Durante toda a época fascista, os latifundiários e monopolistas utilizaram o aparelho do Estado para fazer pagar mais a quem menos pode. Urge que seja publicada, sem mais demora, nova legislação que faça pagar mais a quem mais tem e que liberte de taxas e impostos os pequenos agricultores.

2. Apoio Técnico

Os serviços técnicos do Estado têm estado ao dispor das grandes empresas desprezando completamente os pequenos agricultores.

Estes serviços devem ser urgentemente saneados e postos ao serviço dos pequenos produtores e das respectivas cooperativas de Produção, de comercialização e de industrialização de produtos.

3. Apoio Financeiro

Durante a época fascista, os grandes agrários chamaram a si toda a ajuda financeira do Estado (créditos e sobretudo subsídios, bónus), deixando os pequenos agricultores entregues à agiotagem, 1 1 ao roubo dos seus bens, da sua saúde e da sua vida. Em vez de investirem na agricultura o que dela colhiam e o Estado lhes dava os agrários compravam prédios de rendimento nas cidades, títulos na Bolsa ou esbanjavam-no em carros de luxo e outros consumos sumptuosos. Deixaram a agricultura empobrecida, as terras abandonadas e incultas, originaram e originam ainda a fuga dos campos para as cidades e para o estrangeiro de centenas de milhar de trabalhadores.

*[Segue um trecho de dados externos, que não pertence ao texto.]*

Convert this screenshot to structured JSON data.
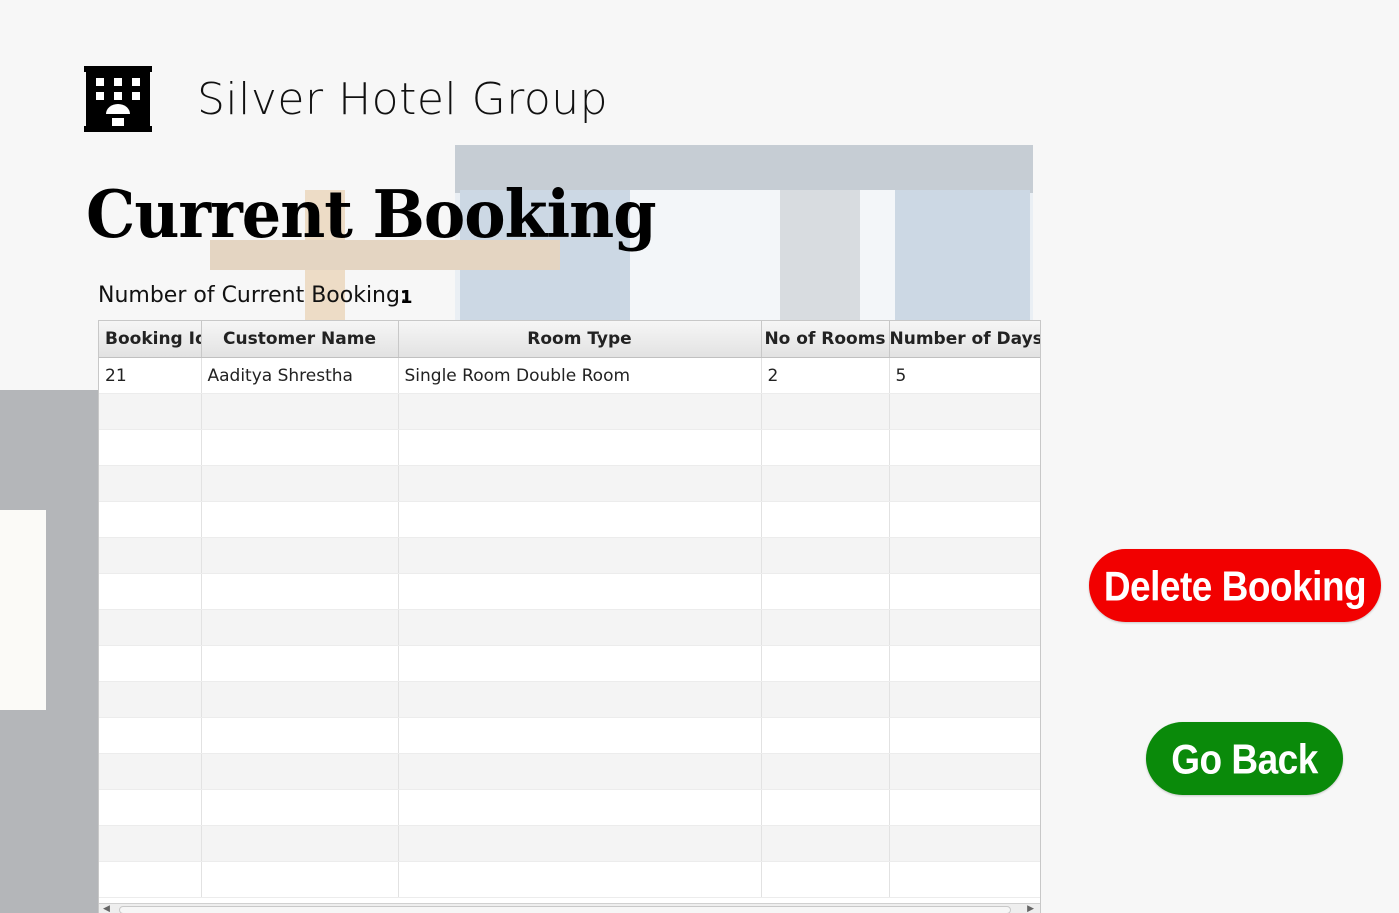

O sector agrário exige um investimento prioritário. É preciso produzir aqui, em Portugal, aquilo que nos custa milhares de contos em impostos. Sem desenvolvimento do sector agrícola não há desenvolvimento económico e social do País. Para fazer romper e avançar com força o processo produtivo é indispensável que o Governo abra urgentemente créditos à agricultura e para isso consideramos imperioso nacionalizar, sem demora, os grandes grupos económicos cujo enorme poder resulta, em grande parte, da espoliação da agricultura.

4. Ministério da Agricultura

Os problemas agrários nacionais têm andado sempre subordinados aos interesses dos grandes grupos industriais e financeiros. A dependência da Secretaria de Estado da Agricultura em relação ao Ministério da Economia contribui para que o sector agrário continue a ser tratado como o filho pródigo e não como sector produtivo, essencial para o progresso do País. Daí a necessidade inadiável de um Ministério da Agricultura ao serviço do Povo.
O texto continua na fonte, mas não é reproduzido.